DistOS 2015W Session 7

From Soma-notes


Unlike GFS that was talked about previously, this is a general purpose distributed file system. It follows the same general model of distribution as GFS and Amoeba.

Main Components

  • Client
  • Cluster of Object Storage Devices (OSD)
    • It basically stores data and metadata and clients communicate directly with it to perform IO operations
    • Data is stored in objects (variable size chunks)
  • Meta-data Server (MDS)
    • It is used to manage the file and directories. Clients interact with it to perform metadata operations like open, rename. It manages the capabilities of a client.
    • Clients do not need to access MDSs to find where data is stored, improving scalability (more on that below)

Key Features

  • Decoupled data and metadata
  • Dynamic Distributed Metadata Management
    • It distributes the metadata among multiple metadata servers using dynamic sub-tree partitioning, meaning folders that get used more often get their meta-data replicated to more servers, spreading the load.

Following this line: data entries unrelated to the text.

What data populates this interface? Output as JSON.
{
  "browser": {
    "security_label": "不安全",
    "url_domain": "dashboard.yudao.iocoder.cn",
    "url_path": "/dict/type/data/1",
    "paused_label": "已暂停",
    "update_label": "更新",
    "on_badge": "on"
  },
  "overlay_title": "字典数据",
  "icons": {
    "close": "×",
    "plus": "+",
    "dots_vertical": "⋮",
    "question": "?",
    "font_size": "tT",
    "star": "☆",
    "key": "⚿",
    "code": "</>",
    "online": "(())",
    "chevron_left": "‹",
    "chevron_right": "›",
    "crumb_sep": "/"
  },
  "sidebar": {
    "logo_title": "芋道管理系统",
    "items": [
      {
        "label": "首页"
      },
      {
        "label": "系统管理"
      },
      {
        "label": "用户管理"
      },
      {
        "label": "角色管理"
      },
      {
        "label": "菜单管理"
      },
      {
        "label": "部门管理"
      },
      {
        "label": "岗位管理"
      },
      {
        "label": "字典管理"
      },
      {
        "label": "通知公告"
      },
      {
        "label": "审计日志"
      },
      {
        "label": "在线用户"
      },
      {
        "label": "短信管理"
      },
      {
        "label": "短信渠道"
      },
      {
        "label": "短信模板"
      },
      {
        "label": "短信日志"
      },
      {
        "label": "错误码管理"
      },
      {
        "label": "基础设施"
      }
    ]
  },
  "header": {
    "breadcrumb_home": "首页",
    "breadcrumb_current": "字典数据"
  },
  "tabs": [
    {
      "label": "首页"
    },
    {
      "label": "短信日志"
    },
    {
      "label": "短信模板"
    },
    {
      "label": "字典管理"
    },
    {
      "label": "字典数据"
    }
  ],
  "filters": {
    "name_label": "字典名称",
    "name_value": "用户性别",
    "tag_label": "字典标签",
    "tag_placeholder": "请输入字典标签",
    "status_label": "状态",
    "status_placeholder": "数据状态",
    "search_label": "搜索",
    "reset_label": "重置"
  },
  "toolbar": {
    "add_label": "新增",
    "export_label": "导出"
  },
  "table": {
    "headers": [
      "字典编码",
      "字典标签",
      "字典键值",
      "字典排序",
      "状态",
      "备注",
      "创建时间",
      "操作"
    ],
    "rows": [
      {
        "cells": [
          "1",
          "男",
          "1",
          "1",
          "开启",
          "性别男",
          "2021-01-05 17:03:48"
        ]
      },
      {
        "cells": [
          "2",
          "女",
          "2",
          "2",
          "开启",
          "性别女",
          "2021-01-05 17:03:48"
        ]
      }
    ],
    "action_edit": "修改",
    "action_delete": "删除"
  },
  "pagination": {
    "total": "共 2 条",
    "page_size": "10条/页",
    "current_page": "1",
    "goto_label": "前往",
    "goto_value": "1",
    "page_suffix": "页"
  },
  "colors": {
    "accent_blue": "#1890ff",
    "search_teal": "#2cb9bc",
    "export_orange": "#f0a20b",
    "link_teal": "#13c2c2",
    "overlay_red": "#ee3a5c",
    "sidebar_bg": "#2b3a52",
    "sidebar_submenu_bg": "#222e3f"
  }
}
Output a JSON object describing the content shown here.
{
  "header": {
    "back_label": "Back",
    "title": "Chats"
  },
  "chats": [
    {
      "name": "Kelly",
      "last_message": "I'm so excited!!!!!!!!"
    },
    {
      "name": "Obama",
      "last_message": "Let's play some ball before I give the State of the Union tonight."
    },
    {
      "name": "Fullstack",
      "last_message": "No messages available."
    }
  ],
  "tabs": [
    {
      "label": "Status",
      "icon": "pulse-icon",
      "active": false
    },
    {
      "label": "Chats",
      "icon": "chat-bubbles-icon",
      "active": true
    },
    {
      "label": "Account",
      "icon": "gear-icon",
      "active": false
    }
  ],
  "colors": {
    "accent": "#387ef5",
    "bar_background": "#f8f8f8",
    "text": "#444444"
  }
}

This happens completely automatically
  • Object based storage
    • Uses cluster of OSDs to form a Reliable Autonomic Distributed Object-Store (RADOS) for Ceph failure detection and recovery
  • CRUSH (Controlled, Replicated, Under Scalable, Hashing)
    • The hashing algorithm used to calculate the location of object instead of looking for them
    • This significantly reduces the load on the MDSs because each client has enough information to independently determine where things should be located.
    • Responsible for automatically moving data when ODSs are added or removed (can be simplified as location = CRUSH(filename) % num_servers)
    • The CRUSH paper on Ceph’s website can be viewed here
  • RADOS (Reliable Autonomic Distributed Object-Store) is the object store for Ceph


It is a coarse grained lock service, made and used internally by Google, that serves multiple clients with small number of servers (chubby cell).

System Components

  • Chubby Cell
    • Handles the actual locks
    • Mainly consists of 5 servers known as replicas
    • Consensus protocol (Paxos) is used to elect the master from replicas
  • Client
    • Used by programs to request and use locks

Main Features

  • Implemented as a semi POSIX-compliant file-system with a 256KB file limit
    • Permissions are for files only, not folders, thus breaking some compatibility
    • Trivial to use by programs; just use the standard fopen() family of calls
  • Uses consensus algorithm (paxos) among a set of servers to agree on who is the master that is in charge of the metadata
  • Meant for locks that last hours or days, not seconds (thus, "coarse grained")
  • A master server can handle tens of thousands of simultaneous connections
    • This can be further improved by using caching servers as most of the traffic are keep-alive messages
  • Used by GFS for electing master server
  • Also used by Google as a nameserver


  • Due to the use of Paxos (the only algorithm for this problem), the chubby cell is limited to only 5 servers. While this limits fault-tolerance, in practice this is more than enough.
  • Since it has a file-system client interface, many programmers tend to abuse the system and need education (even inside Google)